Our daughter is having a more difficult time. She enjoys the classes where we are, and the friends she has made, but the church we left was all she has known since birth. She misses it, even though she tries to understand that daddy had to leave it.

My wife would have had us leave 3 years ago, and I should have listened to her. The church had already been changing for a year at that time. Not changing in method, but changing in what I believe were core beliefs. From that time on I was on the outside. I resigned a leadership position because I did not want to be hypocritical. I did not think I should be in leadership if I did not believe in the direction the leadership was taking. I told myself I would just be a laymen with a different opinion on some things, but still support the church I loved where I could. Sadly I was included less and less until I knew nothing that was going on, nor did I feel particularly welcomed. The past several months, and the un-named reference to me on the website, have shown how little we have been missed.

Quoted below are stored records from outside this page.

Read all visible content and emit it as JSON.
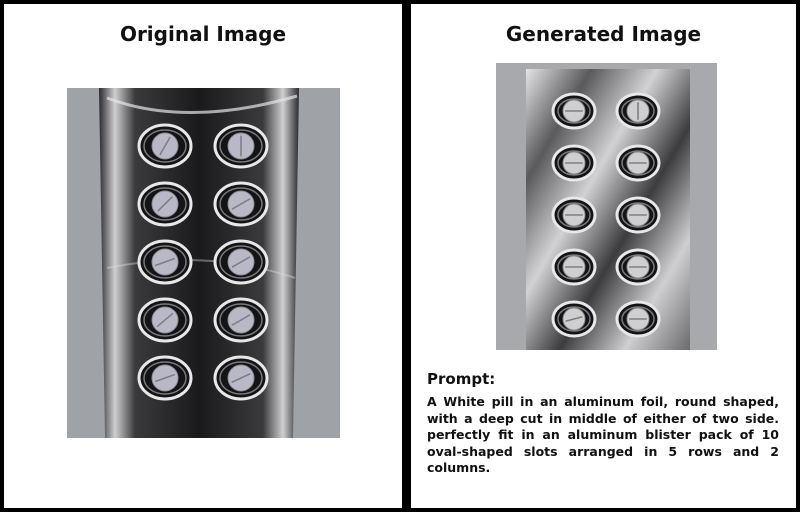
{
  "panels": {
    "left": {
      "title": "Original Image"
    },
    "right": {
      "title": "Generated Image"
    }
  },
  "prompt": {
    "label": "Prompt:",
    "text": "A White pill in an aluminum foil, round shaped, with a deep cut in middle of either of two side. perfectly fit in an aluminum blister pack of 10 oval-shaped slots arranged in 5 rows and 2 columns."
  },
  "colors": {
    "border": "#000000",
    "panel_bg": "#ffffff",
    "photo_bg": "#9fa2a6",
    "foil_dark": "#1c1c1e",
    "foil_light": "#d8d8da",
    "pill_left": "#b9b8c6",
    "pill_right": "#cfcfcf"
  },
  "blister": {
    "rows": 5,
    "columns": 2
  }
}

So here we are without family nearby, and just a few of the dearest friends for which I am thankful. My wife and I came to the conclusion that if we are ever going to know anyone at the large church we have been visiting we would have to start attending some Sunday School classes, and we have been to three. While we don't know anyone the folks seem friendly enough. It is hard to feel so alone, and I am so thankful for the band - an oasis of normality for me.

I just wanted you to know that I trust you Father, and I love you. I know that you love me. You see not only these things, but the other trials - personal, financial, etc - that we are going through as well. Make me a better husband, and a better dad. Let me know your presence in every turn of life. Thank you for my family, and our few but dear friends. Thank you that we are clothed and fed.

Hold me O God when it is cold outside.